President Bush stated last week
that the US wouldn’t bail out speculators in the sub-prime
lending crisis. He also acknowledged that there were excesses
in the lending market, and that homeowners with good credit
histories who are behind on their payments could refinance
into federally insured loans. Fed head Bernanke then followed
by stating that the Fed “will act as needed” to
limit the impact of financial distress on the economy, but
it won’t rescue lenders or investors. Let’s hope
they both stick to their convictions. Every time the government
steps in to rescue speculators in one financial crisis (savings
and loan crisis or CMO crisis to name just two) it leads to
a far worse crisis down the road as speculators feel they
can take on more risk as they will always be bailed out by
the government (read taxpayers). Printing money is not the
answer either as that will lead to inflation (more money chasing
fewer goods is inflationary) and possibly to the next problem
– a currency crisis as each nation prints more and more
fiat currency.
There is more than adequate money on the planet; it’s
just there is currently a lack of confidence to lend this
money. Michael Milken once said: “Liquidity is an illusion.
It’s always there when you don’t need it and rarely
there when you do.”
The bad news is that there may be another shoe or two to
drop, and the real bad news is that Congress is back. What
we don’t need right now is government interference.
The free markets will work this out just fine thank you. The
Bush/Bernanke strategy of a helping hand not a handout is
what the government should be doing.
So, will the Fed cut interest rates like many would like
to see? Only if the Fed senses that the housing market is
likely to drag down the entire economy. We think that is highly
unlikely. Interest rates are already at historic lows. Also,
remember that Japan held interest rates near zero for a decade
and still couldn’t shake their recession. It was only
when they increased their money supply and Japanese investors
recognized the global expansion occurring did confidence return
and start another boom in their economy. Money is not the
problem here nor are interest rates. Gross Domestic Product
for the second quarter was recently revised up to a 4% annual
rate. We don’t expect that rate to continue, but growth
should remain solid at least into next year.

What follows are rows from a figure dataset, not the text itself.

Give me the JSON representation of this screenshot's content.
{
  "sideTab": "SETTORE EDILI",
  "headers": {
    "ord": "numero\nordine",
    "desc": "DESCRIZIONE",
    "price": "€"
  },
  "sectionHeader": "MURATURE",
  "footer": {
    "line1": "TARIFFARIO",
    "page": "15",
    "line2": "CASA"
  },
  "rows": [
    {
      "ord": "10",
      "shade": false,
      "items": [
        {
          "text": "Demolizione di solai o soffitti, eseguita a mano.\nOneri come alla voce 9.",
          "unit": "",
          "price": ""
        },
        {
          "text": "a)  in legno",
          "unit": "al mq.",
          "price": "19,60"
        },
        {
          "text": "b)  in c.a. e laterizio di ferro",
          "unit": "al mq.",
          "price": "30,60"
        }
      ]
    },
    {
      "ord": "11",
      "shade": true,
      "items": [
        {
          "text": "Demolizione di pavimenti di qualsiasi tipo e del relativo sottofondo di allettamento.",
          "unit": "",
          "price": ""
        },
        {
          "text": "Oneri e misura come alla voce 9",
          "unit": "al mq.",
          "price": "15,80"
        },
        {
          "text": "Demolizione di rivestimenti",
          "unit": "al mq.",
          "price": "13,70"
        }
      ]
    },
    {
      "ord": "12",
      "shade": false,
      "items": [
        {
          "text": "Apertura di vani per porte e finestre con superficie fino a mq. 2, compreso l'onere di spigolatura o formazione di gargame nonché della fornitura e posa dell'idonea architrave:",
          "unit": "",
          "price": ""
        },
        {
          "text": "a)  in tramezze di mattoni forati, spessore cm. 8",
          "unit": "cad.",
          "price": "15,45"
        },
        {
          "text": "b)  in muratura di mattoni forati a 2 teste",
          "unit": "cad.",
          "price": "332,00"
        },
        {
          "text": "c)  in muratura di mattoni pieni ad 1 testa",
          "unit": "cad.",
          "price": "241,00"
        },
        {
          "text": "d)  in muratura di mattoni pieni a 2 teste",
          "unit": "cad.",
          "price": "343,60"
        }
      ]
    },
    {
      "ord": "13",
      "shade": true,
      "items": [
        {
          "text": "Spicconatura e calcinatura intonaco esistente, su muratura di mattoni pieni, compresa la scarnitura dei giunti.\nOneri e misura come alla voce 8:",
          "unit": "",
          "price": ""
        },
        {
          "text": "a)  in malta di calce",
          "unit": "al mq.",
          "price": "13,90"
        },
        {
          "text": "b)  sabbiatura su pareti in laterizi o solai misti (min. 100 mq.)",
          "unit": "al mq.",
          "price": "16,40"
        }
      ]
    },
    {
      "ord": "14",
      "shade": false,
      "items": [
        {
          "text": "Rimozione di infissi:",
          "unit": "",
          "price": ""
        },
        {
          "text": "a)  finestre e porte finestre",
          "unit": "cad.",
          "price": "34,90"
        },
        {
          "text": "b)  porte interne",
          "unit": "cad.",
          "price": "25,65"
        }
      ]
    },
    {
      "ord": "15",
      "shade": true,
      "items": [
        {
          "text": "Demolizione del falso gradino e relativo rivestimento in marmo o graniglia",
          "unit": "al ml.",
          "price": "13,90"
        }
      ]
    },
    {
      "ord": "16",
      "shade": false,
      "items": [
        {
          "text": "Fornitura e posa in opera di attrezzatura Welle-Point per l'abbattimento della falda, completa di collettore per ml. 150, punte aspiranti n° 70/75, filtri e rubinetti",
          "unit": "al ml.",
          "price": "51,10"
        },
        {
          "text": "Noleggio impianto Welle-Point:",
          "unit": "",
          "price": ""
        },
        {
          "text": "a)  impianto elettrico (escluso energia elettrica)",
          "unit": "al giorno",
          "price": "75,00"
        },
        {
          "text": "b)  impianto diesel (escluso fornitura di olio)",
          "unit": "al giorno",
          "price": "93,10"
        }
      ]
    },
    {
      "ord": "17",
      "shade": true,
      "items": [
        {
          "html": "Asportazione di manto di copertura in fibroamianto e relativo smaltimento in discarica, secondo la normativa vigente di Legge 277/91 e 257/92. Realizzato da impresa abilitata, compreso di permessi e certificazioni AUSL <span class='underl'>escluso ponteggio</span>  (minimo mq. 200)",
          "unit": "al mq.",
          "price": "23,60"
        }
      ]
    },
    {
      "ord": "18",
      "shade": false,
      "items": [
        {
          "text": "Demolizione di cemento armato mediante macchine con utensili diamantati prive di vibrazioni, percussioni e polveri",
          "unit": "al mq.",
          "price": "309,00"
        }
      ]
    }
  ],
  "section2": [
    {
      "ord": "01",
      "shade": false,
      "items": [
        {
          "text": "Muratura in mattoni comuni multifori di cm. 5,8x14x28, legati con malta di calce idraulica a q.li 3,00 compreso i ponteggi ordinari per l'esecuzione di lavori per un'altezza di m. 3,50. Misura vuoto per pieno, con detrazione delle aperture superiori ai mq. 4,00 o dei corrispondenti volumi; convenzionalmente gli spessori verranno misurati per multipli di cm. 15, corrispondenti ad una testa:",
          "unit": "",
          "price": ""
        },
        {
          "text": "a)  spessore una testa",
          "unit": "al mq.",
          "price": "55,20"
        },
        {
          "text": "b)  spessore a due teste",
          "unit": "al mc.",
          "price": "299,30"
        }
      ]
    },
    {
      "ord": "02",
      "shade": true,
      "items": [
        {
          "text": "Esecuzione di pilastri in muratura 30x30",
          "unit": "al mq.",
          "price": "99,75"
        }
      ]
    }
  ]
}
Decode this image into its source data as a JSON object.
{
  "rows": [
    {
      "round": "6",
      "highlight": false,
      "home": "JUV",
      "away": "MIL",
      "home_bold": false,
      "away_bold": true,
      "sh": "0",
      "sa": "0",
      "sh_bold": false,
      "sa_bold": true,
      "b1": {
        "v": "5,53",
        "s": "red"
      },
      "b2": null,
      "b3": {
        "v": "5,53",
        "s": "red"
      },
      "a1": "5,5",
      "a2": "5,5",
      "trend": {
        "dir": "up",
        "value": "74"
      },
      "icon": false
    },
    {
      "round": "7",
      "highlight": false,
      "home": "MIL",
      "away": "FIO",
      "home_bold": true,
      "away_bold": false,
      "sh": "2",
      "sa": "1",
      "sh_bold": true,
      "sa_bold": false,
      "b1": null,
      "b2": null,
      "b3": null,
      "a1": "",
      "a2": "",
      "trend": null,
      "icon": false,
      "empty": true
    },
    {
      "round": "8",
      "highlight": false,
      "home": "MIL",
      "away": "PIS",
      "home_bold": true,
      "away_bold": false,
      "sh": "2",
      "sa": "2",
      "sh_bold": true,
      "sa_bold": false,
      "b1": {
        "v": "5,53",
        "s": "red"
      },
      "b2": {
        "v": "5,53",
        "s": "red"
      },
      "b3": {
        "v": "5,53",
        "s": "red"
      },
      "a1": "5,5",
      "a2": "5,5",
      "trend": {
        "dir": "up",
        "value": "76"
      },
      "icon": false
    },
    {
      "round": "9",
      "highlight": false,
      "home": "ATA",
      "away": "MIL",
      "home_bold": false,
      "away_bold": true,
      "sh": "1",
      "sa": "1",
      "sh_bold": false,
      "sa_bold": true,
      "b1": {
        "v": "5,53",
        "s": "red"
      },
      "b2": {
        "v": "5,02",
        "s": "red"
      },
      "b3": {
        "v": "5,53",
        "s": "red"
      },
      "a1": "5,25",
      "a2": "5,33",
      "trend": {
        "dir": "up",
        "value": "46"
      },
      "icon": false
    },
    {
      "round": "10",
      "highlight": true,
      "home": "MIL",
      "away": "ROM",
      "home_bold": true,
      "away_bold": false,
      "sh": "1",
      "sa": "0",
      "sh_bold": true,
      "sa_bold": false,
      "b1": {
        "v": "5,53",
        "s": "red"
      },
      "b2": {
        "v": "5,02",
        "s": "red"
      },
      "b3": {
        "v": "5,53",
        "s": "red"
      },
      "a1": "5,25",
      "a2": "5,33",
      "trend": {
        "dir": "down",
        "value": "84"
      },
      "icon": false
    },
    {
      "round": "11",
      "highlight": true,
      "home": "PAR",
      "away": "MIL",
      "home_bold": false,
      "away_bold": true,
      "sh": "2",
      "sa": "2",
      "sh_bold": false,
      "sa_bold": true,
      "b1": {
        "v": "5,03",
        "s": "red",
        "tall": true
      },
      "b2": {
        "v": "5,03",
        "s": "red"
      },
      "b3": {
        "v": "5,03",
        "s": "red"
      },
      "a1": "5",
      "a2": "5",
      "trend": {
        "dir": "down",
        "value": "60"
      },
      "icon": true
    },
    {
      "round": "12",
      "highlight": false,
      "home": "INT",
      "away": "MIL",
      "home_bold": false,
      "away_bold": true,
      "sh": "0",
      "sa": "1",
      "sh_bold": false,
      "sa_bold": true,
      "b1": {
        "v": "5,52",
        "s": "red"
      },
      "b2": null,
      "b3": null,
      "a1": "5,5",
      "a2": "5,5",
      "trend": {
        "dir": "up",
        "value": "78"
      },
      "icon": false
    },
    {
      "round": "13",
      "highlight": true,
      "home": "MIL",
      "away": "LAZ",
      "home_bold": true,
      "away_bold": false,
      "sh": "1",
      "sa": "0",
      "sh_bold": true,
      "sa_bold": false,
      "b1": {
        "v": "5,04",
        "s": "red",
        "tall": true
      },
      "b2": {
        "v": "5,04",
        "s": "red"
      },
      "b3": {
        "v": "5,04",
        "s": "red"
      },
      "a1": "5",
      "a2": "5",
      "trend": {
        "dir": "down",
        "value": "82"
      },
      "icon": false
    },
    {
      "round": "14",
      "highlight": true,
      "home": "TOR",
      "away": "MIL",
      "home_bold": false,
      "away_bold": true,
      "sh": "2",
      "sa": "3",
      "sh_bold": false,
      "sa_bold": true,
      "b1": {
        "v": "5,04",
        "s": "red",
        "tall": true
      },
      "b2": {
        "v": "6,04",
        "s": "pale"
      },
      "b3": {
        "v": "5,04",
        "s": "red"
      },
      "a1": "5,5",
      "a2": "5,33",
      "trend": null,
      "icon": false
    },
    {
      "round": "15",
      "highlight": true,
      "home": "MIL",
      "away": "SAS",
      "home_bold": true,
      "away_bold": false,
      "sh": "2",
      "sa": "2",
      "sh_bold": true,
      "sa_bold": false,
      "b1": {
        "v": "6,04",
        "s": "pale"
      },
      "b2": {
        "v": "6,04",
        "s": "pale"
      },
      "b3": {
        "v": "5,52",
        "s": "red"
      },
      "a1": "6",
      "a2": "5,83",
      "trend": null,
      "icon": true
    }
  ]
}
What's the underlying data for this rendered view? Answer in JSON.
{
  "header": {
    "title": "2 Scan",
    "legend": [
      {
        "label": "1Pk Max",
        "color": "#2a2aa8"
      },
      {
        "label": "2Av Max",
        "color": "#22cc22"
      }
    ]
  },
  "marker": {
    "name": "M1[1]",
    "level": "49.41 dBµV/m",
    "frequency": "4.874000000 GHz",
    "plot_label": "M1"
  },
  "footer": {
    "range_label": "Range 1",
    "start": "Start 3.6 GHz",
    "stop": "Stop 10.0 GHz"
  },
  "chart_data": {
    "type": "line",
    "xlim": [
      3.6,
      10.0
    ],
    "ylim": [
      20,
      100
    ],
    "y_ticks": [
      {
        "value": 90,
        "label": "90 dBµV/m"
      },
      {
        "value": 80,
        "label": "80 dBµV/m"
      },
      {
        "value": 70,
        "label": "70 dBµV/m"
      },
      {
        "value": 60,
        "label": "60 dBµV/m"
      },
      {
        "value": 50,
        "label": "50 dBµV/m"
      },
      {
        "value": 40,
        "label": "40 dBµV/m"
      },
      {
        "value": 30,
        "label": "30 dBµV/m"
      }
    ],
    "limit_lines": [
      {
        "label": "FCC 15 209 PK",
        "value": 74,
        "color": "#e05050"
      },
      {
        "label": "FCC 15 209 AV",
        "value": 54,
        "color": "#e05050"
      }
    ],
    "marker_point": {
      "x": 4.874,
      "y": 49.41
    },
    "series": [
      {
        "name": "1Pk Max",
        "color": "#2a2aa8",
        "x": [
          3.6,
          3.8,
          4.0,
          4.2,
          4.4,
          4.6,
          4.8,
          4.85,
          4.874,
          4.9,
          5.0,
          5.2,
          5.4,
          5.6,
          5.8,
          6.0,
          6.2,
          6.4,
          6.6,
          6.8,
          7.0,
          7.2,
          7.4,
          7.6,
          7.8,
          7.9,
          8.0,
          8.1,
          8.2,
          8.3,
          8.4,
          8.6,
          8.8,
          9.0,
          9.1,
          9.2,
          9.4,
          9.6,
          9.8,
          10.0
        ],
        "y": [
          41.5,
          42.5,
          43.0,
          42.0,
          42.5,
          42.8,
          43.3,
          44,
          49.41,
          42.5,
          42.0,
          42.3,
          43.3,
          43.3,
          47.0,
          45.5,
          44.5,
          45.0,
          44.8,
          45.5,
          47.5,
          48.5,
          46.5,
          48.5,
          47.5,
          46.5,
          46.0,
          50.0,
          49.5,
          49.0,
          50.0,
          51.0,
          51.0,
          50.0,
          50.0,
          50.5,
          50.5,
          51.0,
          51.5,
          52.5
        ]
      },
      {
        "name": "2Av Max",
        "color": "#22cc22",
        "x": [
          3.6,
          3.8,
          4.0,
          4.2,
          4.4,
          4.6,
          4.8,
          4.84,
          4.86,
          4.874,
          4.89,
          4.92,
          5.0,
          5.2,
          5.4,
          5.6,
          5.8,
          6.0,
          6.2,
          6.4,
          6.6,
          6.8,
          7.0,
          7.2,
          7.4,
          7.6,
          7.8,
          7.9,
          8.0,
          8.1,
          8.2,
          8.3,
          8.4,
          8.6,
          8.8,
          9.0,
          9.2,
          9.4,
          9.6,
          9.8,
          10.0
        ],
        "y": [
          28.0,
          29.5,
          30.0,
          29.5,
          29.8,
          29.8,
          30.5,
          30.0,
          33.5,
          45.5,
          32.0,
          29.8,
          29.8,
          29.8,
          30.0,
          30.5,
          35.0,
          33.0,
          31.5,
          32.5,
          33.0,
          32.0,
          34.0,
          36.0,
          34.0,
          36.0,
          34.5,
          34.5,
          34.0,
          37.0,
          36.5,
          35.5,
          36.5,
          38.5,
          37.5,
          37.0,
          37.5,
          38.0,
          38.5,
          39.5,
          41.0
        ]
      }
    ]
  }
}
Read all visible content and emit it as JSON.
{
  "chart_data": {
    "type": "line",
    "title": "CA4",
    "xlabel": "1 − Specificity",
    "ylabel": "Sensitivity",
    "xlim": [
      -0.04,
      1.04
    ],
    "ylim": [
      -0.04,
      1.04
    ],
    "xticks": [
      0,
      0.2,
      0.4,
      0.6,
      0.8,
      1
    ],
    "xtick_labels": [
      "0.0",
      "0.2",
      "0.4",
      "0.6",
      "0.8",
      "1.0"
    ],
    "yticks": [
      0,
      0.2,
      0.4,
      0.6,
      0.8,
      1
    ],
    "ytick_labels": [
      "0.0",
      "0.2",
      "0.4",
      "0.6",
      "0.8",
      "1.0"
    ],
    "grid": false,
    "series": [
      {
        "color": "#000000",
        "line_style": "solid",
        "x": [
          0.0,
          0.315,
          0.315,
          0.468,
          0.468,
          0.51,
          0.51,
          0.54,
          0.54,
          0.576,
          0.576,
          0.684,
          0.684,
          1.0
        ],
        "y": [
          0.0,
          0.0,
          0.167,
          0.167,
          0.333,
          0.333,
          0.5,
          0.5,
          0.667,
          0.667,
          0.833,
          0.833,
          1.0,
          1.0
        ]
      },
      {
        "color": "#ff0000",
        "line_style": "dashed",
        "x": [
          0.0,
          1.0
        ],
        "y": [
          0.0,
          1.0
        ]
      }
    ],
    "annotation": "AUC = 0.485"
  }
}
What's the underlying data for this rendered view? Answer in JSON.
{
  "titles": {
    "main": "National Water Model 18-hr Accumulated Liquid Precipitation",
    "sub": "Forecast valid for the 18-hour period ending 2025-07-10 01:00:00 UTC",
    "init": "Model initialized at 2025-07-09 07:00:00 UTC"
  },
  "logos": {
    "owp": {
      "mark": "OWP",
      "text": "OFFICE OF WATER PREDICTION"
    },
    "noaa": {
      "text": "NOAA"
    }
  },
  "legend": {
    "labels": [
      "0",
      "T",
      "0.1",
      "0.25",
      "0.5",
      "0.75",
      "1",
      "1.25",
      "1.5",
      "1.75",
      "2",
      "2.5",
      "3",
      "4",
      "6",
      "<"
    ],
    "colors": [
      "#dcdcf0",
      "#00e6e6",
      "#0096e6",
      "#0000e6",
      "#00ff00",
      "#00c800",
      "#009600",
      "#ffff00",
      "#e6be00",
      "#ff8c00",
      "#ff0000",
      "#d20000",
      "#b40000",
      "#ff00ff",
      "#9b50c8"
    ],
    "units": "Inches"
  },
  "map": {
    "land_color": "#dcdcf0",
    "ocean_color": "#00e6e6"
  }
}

Earnings reports
will be hitting the papers starting mid-September and should
make for good reading. If that doesn’t jump start investing
in stocks then the Fed could cut interest rates by a quarter
of a point to 5% which would boost investor confidence.
What could go wrong? Well, with Congress in session we could
see reams of legislation and regulation which would hamper
economic recovery. Worse still would be further calls to repeal
Bush’s tax cuts. The rest of the planet is in a race
to lower taxes as they see their neighbors’ economies
boom after a tax cut. Even former communist countries are
cutting taxes and are considering flat income tax rates. Tax
cuts make more money available for investing, which creates
more jobs.
Most trading in stocks and bonds right now is on the margin.
That is, speculators, traders and bargain hunters are driving
the daily volatility in prices. Common sense does not apply
at the margin. Changes in expectations tend to be magnified
at the margin and emotions are stronger than reason. Bernard
Baruch once observed: “What registers in the stock market
fluctuations are not the events themselves but the human reaction
to these events, how millions of individual men and women
feel these happenings may affect the future.” Moreover,
there is a rhythm to the marketplace, and trends tend to reinforce
themselves. Right now the news as reported by the press is
bad, but at some point prices become impervious to further
decline and the trend reverses. We are seeing signs of that
happening right now. So, it is best at this time to think
about whether conditions are changing for the better relative
to expectations and not whether they are currently good or
bad.
Random thought for September 2007:
The most terrifying words in the English language are: "I'm
from the government, and I'm here to help."